The music and graphics are almost exactly what you would expect. We are not talking about a technical masterpiece here, but a game that is using bright visuals and cheerful tunes that emulate a property that is geared towards kids. The end result is a playfully cheerful battling game (quite an odd mix, I agree). The story mode is pretty sparse, essentially revolving around some Digimon laying about on the grass bored with their peace-filled lives and wishing for the days when they used to kick each other in the head for fun and games. They then decide to host a tournament where the strongest Digimon will prevail.
The game then walks you through a tutorial-like set of basics (there is also a separate training mode for learning some of the more intricate move sets, but that is so not needed as the story mode goes through the basics effectively enough). Your little Digimon will run and jump through the areas, fighting one to two hit trash monsters for coins and smashing barrels for the occasional item. A bit more variety in what could be found would have been nice. Coins are used to purchase cards (more on that later) and sometimes orbs that restore special power can be found as well. Special power is basically used for your ranged attacks and does not regenerate on its own.
Navigating the levels themselves is fairly quick. Later ones can take about ten or fifteen minutes, while the earlier ones can be traversed in roughly five minutes or so. Sometimes the level design loops back around on itself, waiting for you to be a section of monsters or to punch a switch that opens up gates, but it is all pretty straightforward stuff, which is great given the younger audience that Digimon is trying to target. This simplicity permeates the overall combat, which can be a plus or a minus I suppose, depending on who you are. For example a small kid? The ability to pull off combos by mashing away at one or two buttons is a good idea. There are special moves that can be pulled off, but they really are not worth learning. I was able to beat the story mode by almost exclusively just punching stuff. The only exception to that rule came in the last two or three boss fights, who were surprisingly hard given how loose the combat feels. I can see those encounters frustrating younger kids.
Speaking of the loose combat, the biggest distinguishing feature of Digimon’s combat is that it takes place on a 3D level. The similarities to Smash Bros. is hard not to notice, especially for someone like me who has been playing Smash daily on my 3DS since its release. Digimon is trying to emulate the formula but because this is not a flat, 2D world, there is an extra set of angles to take into consideration when navigating the arena and trying to land attacks. Ranged ones are especially handy for this reason, because they usually hit.

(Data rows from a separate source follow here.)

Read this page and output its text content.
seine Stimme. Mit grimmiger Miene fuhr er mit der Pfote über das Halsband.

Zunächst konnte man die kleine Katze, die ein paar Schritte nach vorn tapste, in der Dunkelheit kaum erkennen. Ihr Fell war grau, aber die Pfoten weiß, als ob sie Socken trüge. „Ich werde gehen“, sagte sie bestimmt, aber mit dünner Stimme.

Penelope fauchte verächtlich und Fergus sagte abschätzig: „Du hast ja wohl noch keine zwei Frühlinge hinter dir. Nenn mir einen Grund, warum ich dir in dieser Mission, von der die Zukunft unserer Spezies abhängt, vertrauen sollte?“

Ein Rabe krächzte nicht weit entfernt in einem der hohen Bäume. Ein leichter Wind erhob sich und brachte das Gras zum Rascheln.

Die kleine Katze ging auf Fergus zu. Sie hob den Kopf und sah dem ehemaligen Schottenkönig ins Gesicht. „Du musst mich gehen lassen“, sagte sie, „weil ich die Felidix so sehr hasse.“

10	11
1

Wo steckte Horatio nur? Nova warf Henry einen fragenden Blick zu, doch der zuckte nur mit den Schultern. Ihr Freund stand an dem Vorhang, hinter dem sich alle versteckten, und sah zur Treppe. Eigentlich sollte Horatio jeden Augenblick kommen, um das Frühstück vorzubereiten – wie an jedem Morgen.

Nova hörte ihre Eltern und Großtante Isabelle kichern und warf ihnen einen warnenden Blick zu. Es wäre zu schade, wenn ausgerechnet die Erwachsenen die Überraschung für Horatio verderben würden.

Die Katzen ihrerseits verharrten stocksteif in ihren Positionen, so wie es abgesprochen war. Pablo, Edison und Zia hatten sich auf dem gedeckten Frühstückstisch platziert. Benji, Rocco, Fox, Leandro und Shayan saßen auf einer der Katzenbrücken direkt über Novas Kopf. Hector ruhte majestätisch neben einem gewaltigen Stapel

As someone who logs into Smash daily to play online, the decision not to include an online mode with Digimon All-Star Rumble is a perplexing one. There’s barely more than a dozen characters and levels. There are a few variations on the battle mode, but it essentially boils down to match conditions such as taking all of your opponent’s life or having dealt more damage than they did when the time runs out. The local combat is actually a good deal of fun when you can get three or four people playing at a time, but there really, really should have been an online mode to this game.
Digimon All-Star Rumble is not quite the game fans have been waiting for. It’s fun and accessible, but almost simple and feature-lacking to a fault. It should appeal to younger gamers who are invested in the property in some fashion, but there is enough meat on the game’s bones to provide a fun party experience as well. At least for another week. The problem is Smash casts a long shadow and I know my friends and I, while enjoy Digimon for a few days right now, will likely put it away in favor of Smash Bros. when it releases shortly.